Permalink Send private email muppet 
March 9th, 2007 12:45pm
My dentist makes wood fillings. They are awesome.
Permalink LeMonde 
March 9th, 2007 1:18pm
Why didn't you ask for a prescription for some Tylenol-3?  Or some other codeine-filled goodie?  Most dentists here seem quite happy to give these...

But, as I'm sure you know, don't trust dentists when it comes to anti-biotics.  They'll prescribe those super-duper ones that will play havoc w/ your guts.
Permalink Send private email Ward 
March 9th, 2007 1:24pm
Because I'd rather fix the problem than mask it with opiates?
Permalink Send private email muppet 
March 9th, 2007 2:28pm
I think you're being a little too hard on opiates man...
Permalink Send private email JoC 
March 9th, 2007 4:03pm
Referred pain in teeth can be tricky.

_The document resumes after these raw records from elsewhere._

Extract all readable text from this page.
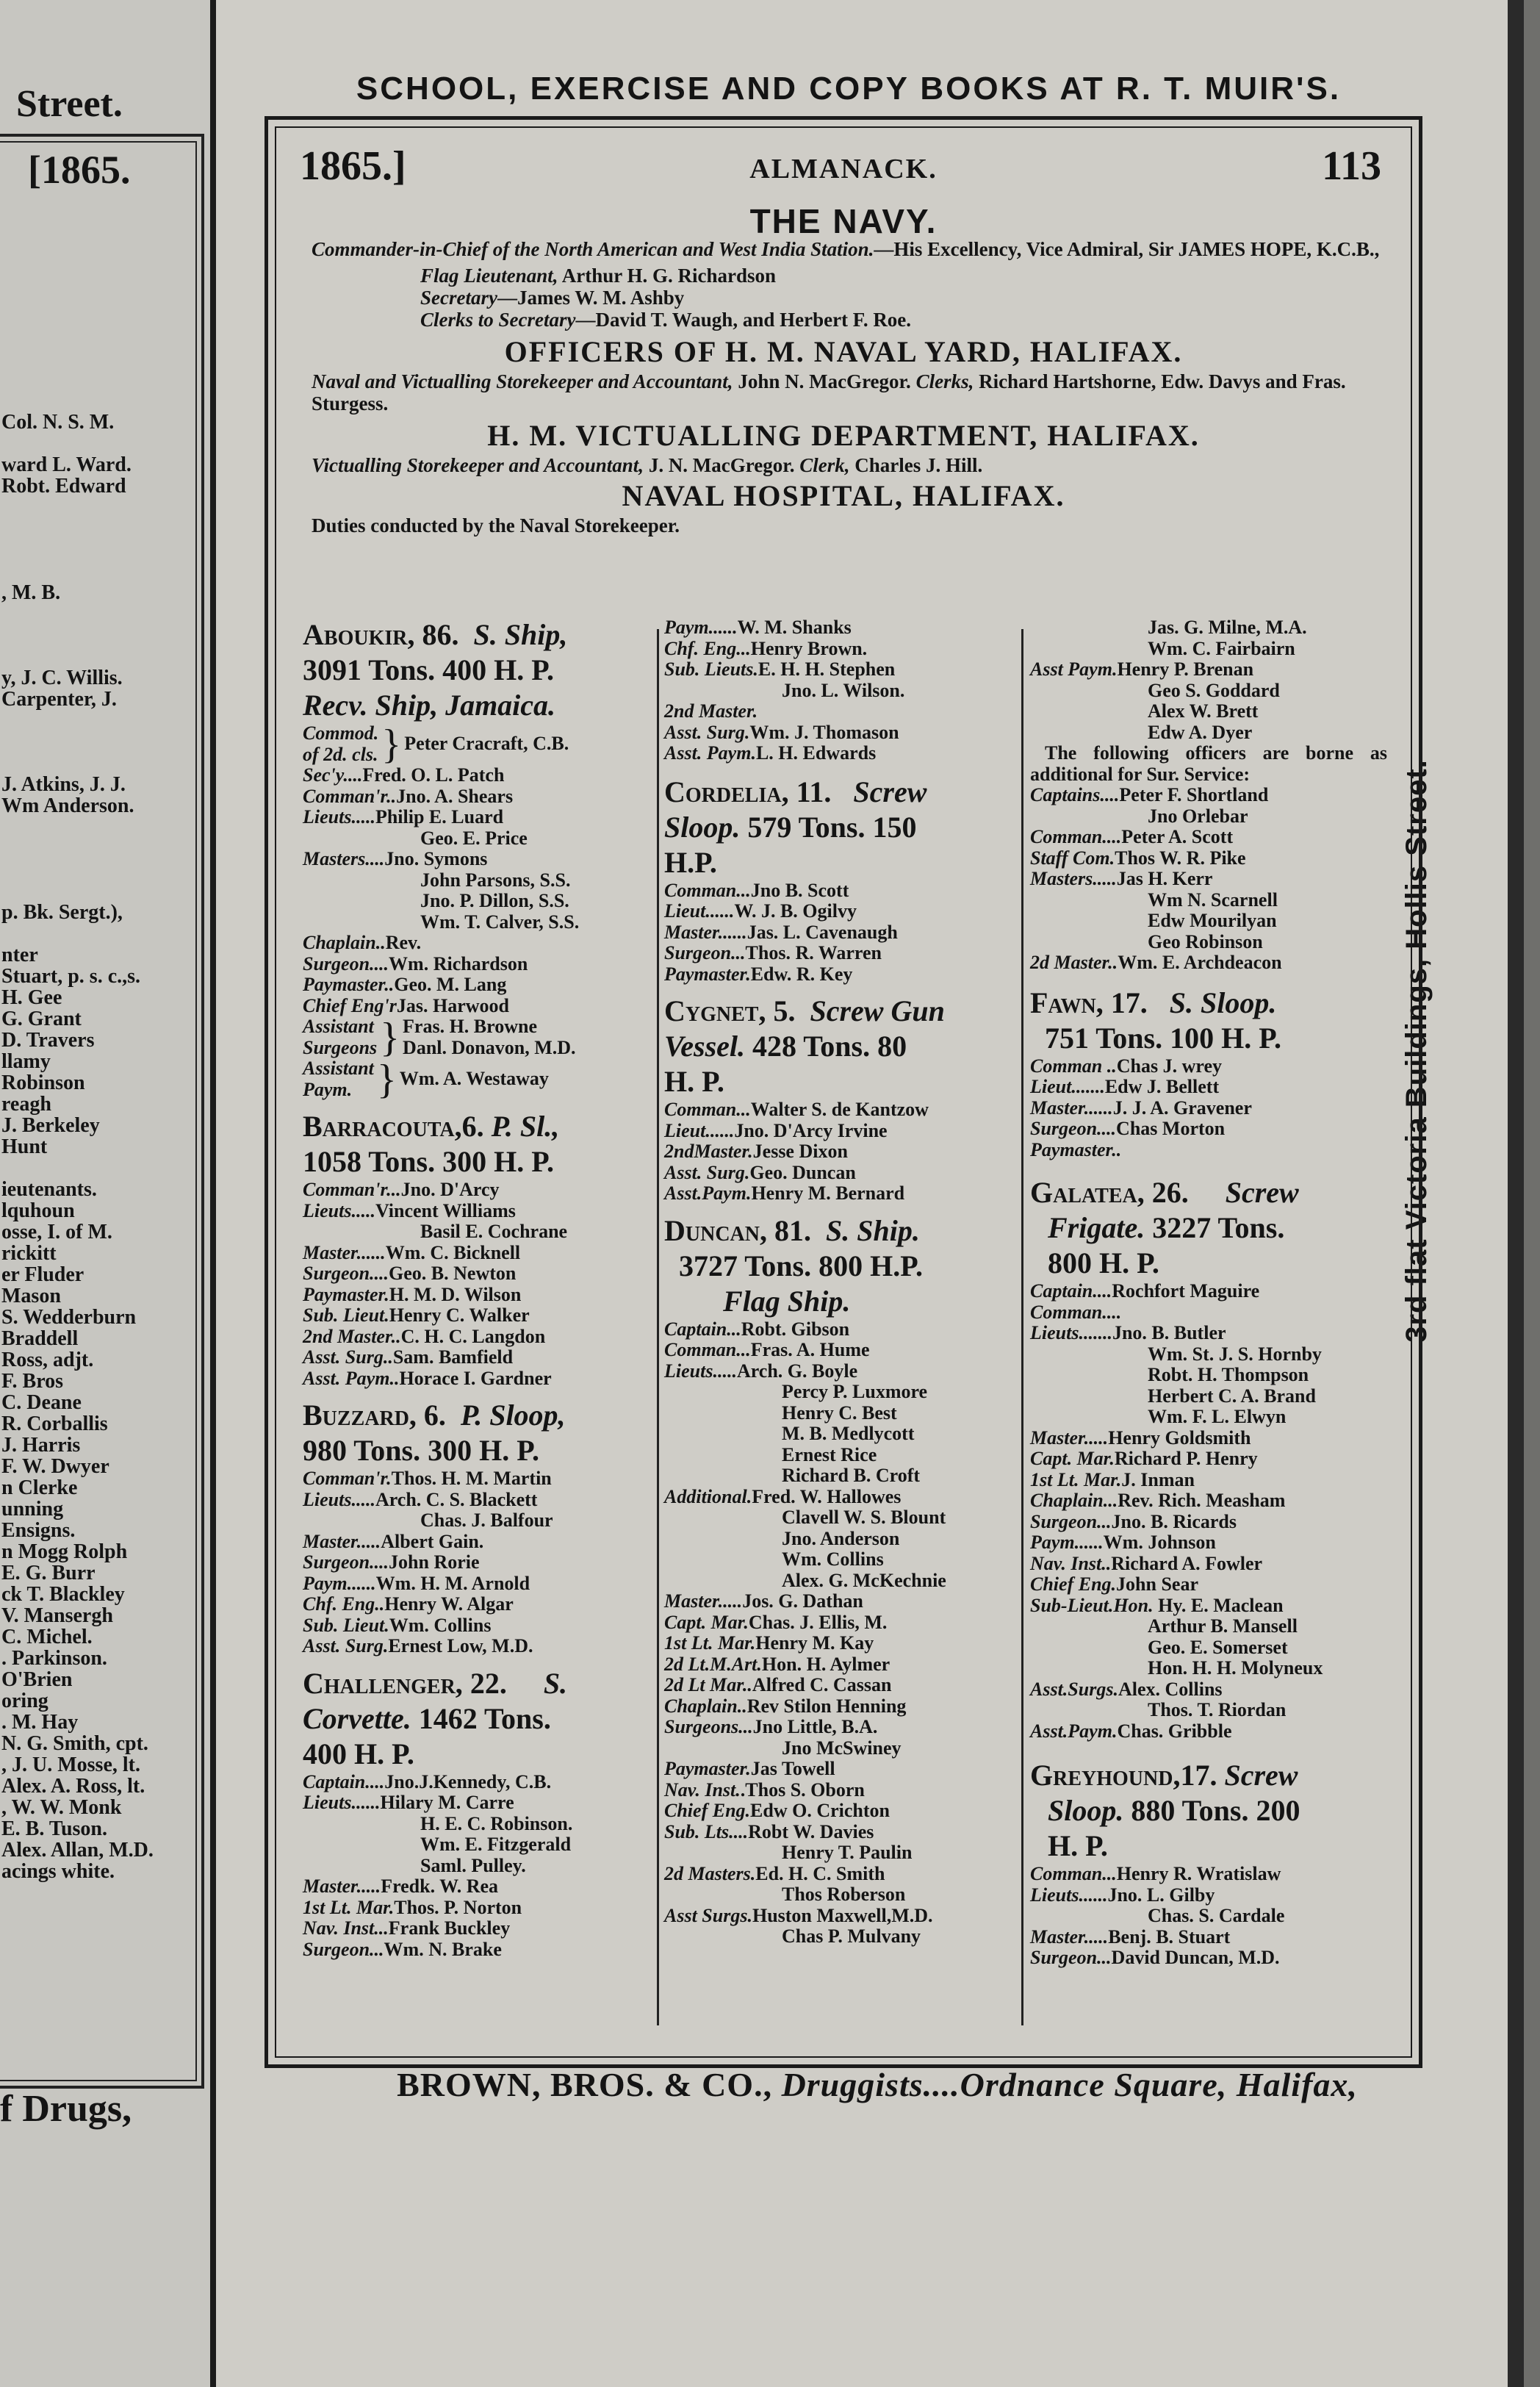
Street.
[1865.
Col. N. S. M.

ward L. Ward.
Robt. Edward

, M. B.

y, J. C. Willis.
Carpenter, J.

J. Atkins, J. J.
Wm Anderson.

p. Bk. Sergt.),

nter
Stuart, p. s. c.,s.
H. Gee
G. Grant
D. Travers
llamy
Robinson
reagh
J. Berkeley
Hunt

ieutenants.
lquhoun
osse, I. of M.
rickitt
er Fluder
Mason
S. Wedderburn
Braddell
Ross, adjt.
F. Bros
C. Deane
R. Corballis
J. Harris
F. W. Dwyer
n Clerke
unning
Ensigns.
n Mogg Rolph
E. G. Burr
ck T. Blackley
V. Mansergh
C. Michel.
. Parkinson.
O'Brien
oring
. M. Hay
N. G. Smith, cpt.
, J. U. Mosse, lt.
Alex. A. Ross, lt.
, W. W. Monk
E. B. Tuson.
Alex. Allan, M.D.
acings white.
f Drugs,
SCHOOL, EXERCISE AND COPY BOOKS AT R. T. MUIR'S.
3rd flat Victoria Buildings, Hollis Street.
BROWN, BROS. & CO., Druggists....Ordnance Square, Halifax,
1865.]	ALMANACK.	113
THE NAVY.
Commander-in-Chief of the North American and West India Station.—His Excellency, Vice Admiral, Sir JAMES HOPE, K.C.B.,
Flag Lieutenant, Arthur H. G. Richardson
Secretary—James W. M. Ashby
Clerks to Secretary—David T. Waugh, and Herbert F. Roe.
OFFICERS OF H. M. NAVAL YARD, HALIFAX.
Naval and Victualling Storekeeper and Accountant, John N. MacGregor. Clerks, Richard Hartshorne, Edw. Davys and Fras. Sturgess.
H. M. VICTUALLING DEPARTMENT, HALIFAX.
Victualling Storekeeper and Accountant, J. N. MacGregor. Clerk, Charles J. Hill.
NAVAL HOSPITAL, HALIFAX.
Duties conducted by the Naval Storekeeper.
Aboukir, 86. S. Ship,
3091 Tons. 400 H. P.
Recv. Ship, Jamaica.
Commod.
of 2d. cls. } Peter Cracraft, C.B.
Sec'y....Fred. O. L. Patch
Comman'r..Jno. A. Shears
Lieuts.....Philip E. Luard
Geo. E. Price
Masters....Jno. Symons
John Parsons, S.S.
Jno. P. Dillon, S.S.
Wm. T. Calver, S.S.
Chaplain..Rev.
Surgeon....Wm. Richardson
Paymaster..Geo. M. Lang
Chief Eng'rJas. Harwood
Assistant
Surgeons } Fras. H. Browne
Danl. Donavon, M.D.
Assistant
Paym. } Wm. A. Westaway
Barracouta,6. P. Sl.,
1058 Tons. 300 H. P.
Comman'r...Jno. D'Arcy
Lieuts.....Vincent Williams
Basil E. Cochrane
Master......Wm. C. Bicknell
Surgeon....Geo. B. Newton
Paymaster.H. M. D. Wilson
Sub. Lieut.Henry C. Walker
2nd Master..C. H. C. Langdon
Asst. Surg..Sam. Bamfield
Asst. Paym..Horace I. Gardner
Buzzard, 6. P. Sloop,
980 Tons. 300 H. P.
Comman'r.Thos. H. M. Martin
Lieuts.....Arch. C. S. Blackett
Chas. J. Balfour
Master.....Albert Gain.
Surgeon....John Rorie
Paym......Wm. H. M. Arnold
Chf. Eng..Henry W. Algar
Sub. Lieut.Wm. Collins
Asst. Surg.Ernest Low, M.D.
Challenger, 22. S.
Corvette. 1462 Tons.
400 H. P.
Captain....Jno.J.Kennedy, C.B.
Lieuts......Hilary M. Carre
H. E. C. Robinson.
Wm. E. Fitzgerald
Saml. Pulley.
Master.....Fredk. W. Rea
1st Lt. Mar.Thos. P. Norton
Nav. Inst...Frank Buckley
Surgeon...Wm. N. Brake
Paym......W. M. Shanks
Chf. Eng...Henry Brown.
Sub. Lieuts.E. H. H. Stephen
Jno. L. Wilson.
2nd Master.
Asst. Surg.Wm. J. Thomason
Asst. Paym.L. H. Edwards
Cordelia, 11. Screw
Sloop. 579 Tons. 150
H.P.
Comman...Jno B. Scott
Lieut......W. J. B. Ogilvy
Master......Jas. L. Cavenaugh
Surgeon...Thos. R. Warren
Paymaster.Edw. R. Key
Cygnet, 5. Screw Gun
Vessel. 428 Tons. 80
H. P.
Comman...Walter S. de Kantzow
Lieut......Jno. D'Arcy Irvine
2ndMaster.Jesse Dixon
Asst. Surg.Geo. Duncan
Asst.Paym.Henry M. Bernard
Duncan, 81. S. Ship.
3727 Tons. 800 H.P.
Flag Ship.
Captain...Robt. Gibson
Comman...Fras. A. Hume
Lieuts.....Arch. G. Boyle
Percy P. Luxmore
Henry C. Best
M. B. Medlycott
Ernest Rice
Richard B. Croft
Additional.Fred. W. Hallowes
Clavell W. S. Blount
Jno. Anderson
Wm. Collins
Alex. G. McKechnie
Master.....Jos. G. Dathan
Capt. Mar.Chas. J. Ellis, M.
1st Lt. Mar.Henry M. Kay
2d Lt.M.Art.Hon. H. Aylmer
2d Lt Mar..Alfred C. Cassan
Chaplain..Rev Stilon Henning
Surgeons...Jno Little, B.A.
Jno McSwiney
Paymaster.Jas Towell
Nav. Inst..Thos S. Oborn
Chief Eng.Edw O. Crichton
Sub. Lts....Robt W. Davies
Henry T. Paulin
2d Masters.Ed. H. C. Smith
Thos Roberson
Asst Surgs.Huston Maxwell,M.D.
Chas P. Mulvany
Jas. G. Milne, M.A.
Wm. C. Fairbairn
Asst Paym.Henry P. Brenan
Geo S. Goddard
Alex W. Brett
Edw A. Dyer
The following officers are borne as additional for Sur. Service:
Captains....Peter F. Shortland
Jno Orlebar
Comman....Peter A. Scott
Staff Com.Thos W. R. Pike
Masters.....Jas H. Kerr
Wm N. Scarnell
Edw Mourilyan
Geo Robinson
2d Master..Wm. E. Archdeacon
Fawn, 17. S. Sloop.
751 Tons. 100 H. P.
Comman ..Chas J. wrey
Lieut.......Edw J. Bellett
Master......J. J. A. Gravener
Surgeon....Chas Morton
Paymaster..
Galatea, 26. Screw
Frigate. 3227 Tons.
800 H. P.
Captain....Rochfort Maguire
Comman....
Lieuts.......Jno. B. Butler
Wm. St. J. S. Hornby
Robt. H. Thompson
Herbert C. A. Brand
Wm. F. L. Elwyn
Master.....Henry Goldsmith
Capt. Mar.Richard P. Henry
1st Lt. Mar.J. Inman
Chaplain...Rev. Rich. Measham
Surgeon...Jno. B. Ricards
Paym......Wm. Johnson
Nav. Inst..Richard A. Fowler
Chief Eng.John Sear
Sub-Lieut.Hon. Hy. E. Maclean
Arthur B. Mansell
Geo. E. Somerset
Hon. H. H. Molyneux
Asst.Surgs.Alex. Collins
Thos. T. Riordan
Asst.Paym.Chas. Gribble
Greyhound,17. Screw
Sloop. 880 Tons. 200
H. P.
Comman...Henry R. Wratislaw
Lieuts......Jno. L. Gilby
Chas. S. Cardale
Master.....Benj. B. Stuart
Surgeon...David Duncan, M.D.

I went to the dentist once after being awake all night in agony with toothache. He said "where does it hurt?" so I touched the tooth and said "this one".

"Are you sure it's that one?"
"Yes, that's where the pain is coming from."
"Hmmm," he said.

After doing lots of testing with prodding, cold air, freezing ether, x-rays and so forth, he said "the tooth you pointed to looks perfectly healthy, but this one in your other jaw doesn't look too good. I propose we assume it's really that one and go exploring with the drill.

He was right, there was inflamation in the nerve cavity and I needed an eventual root canal treatment. Good job he didn't drill the good tooth.
Permalink Send private email bon vivant 
March 9th, 2007 4:27pm
Well, he's not much of a dentist if he can't figure that part out.